日本での解禁も検討されているライドシェアリングの「Uber」では、事業の主体がプラットフォーム側なのか、ドライバーとして所得を得る個人側なのかが明確になっておらず、議論になっています。ドライバーが、Uberをはじめとする仲介業者の被雇用者として扱われた場合と、個人事業主として扱われた場合では所得税や法人税の課税方法も変わってくるため、どのように扱うかも判断が分かれるところです。

さらに、これらの民泊やライドシェアリングをする場合も複数のプラットフォームに登録することが一般的であるため、所得の合計を正確に把握することが困難となっています。

今後の動向

本来は、個人が副業として稼いだお金は原則として年間20万円を超えると所得税がかかり、確定申告が必要になります。しかし、シェアリングエコノミーのような新しいビジネスモデルを税制が想定しておらず、ルールが分かりづらいというのも事実です。そのため、確定申告をしていないケースも多いとみられています。

また複数のプラットフォームに登録した場合に、税務当局が所得を把握することが困難であるという問題もあります。そのような点を踏まえ、仲介業者へ取引情報の提供を義務づけて利用者の所得情報を把握するというような対策が検討されています。

政府としては海外の事例も参考に課税を急ぎたい方針ではあるものの、日本におけるシェアリングエコノミーの認知度はまだ低いのが現状です。そのため、どれだけ積極的に議論が行われるのか、また対策が検討されたとしても問題への社会的な認知度が高まらなければ、税制改革に乗り出すのも容易ではないでしょう。

 

2.国外におけるシェアリングエコノミー課税の動き

シェアリングエコノミーの課税については、海外でも脱税や課税漏れなどのトラブルが起きており、さまざまな事例があります。ここでは、主に民泊への課税について、海外における対策の動きをご紹介します。

フランスでの動き

フランスでは課税漏れ問題への対策として、2020年から仲介業者に対し税務当局への取引情報などの提出を義務化する制度を設ける方針を掲げています。すでにパリ市では仲介業者に滞在税の納付を求める規制を設けており、Airbnbが仲介する民泊についてはAirbnbが納付の代行を行っています。

アメリカでの動き

アメリカのハワイ州では、民泊事業者から直接税金を徴収できる法律が制定されました。ハワイ州では180日以内の宿泊について13.972%の税金が課税されますが、これまでは民泊を提供するホストが税金の申告をしないケースも多くあり、ホテル業界からの不満の声が上がっていました。同じくアメリカのポートランドでは、ホストに代わり宿泊料・宿泊税を受理した民泊の仲介業者に対して宿泊税を納付することや、市当局の要請により貸主及び物件に関する情報を開示することを求めています。

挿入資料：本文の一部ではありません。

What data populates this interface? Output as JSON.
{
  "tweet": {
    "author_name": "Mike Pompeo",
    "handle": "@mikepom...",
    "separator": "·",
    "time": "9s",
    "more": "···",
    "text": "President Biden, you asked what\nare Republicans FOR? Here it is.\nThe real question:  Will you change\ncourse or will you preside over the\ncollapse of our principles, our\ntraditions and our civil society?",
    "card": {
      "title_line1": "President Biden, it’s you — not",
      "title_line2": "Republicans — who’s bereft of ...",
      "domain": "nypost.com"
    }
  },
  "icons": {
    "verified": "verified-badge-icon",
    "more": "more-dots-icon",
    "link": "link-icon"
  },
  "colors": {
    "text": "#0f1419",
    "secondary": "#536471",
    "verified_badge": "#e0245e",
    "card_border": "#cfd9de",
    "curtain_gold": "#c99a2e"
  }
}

このように海外では民泊の課税について、民泊を仲介する事業者に納税を求めるというのが大きな流れとなっており、日本の政府もこれらのケースを参考に対策が議論されると思われます。

また民泊仲介大手のAirbnbは、アムステルダム、ポートランド、サンフランシスコなどの一部の地域において、Airbnbがホストの代理で宿泊税を自動的に回収し、税務署に納付するなど、積極的に納税に協力するという姿勢を見せています。Airbnbは今後も、各国の政府と連携しながら税金の回収と納税を支援するという方針を示しています。

 

3.まとめ

シェアリングエコノミーによって新しい働き方が実現する一方で、税制については不透明な部分も多く存在します。シェアリングエコノミーの健全な成長と、既存の事業者とのイコールフッティングを確立するためにも、今後の活発な議論が望まれます。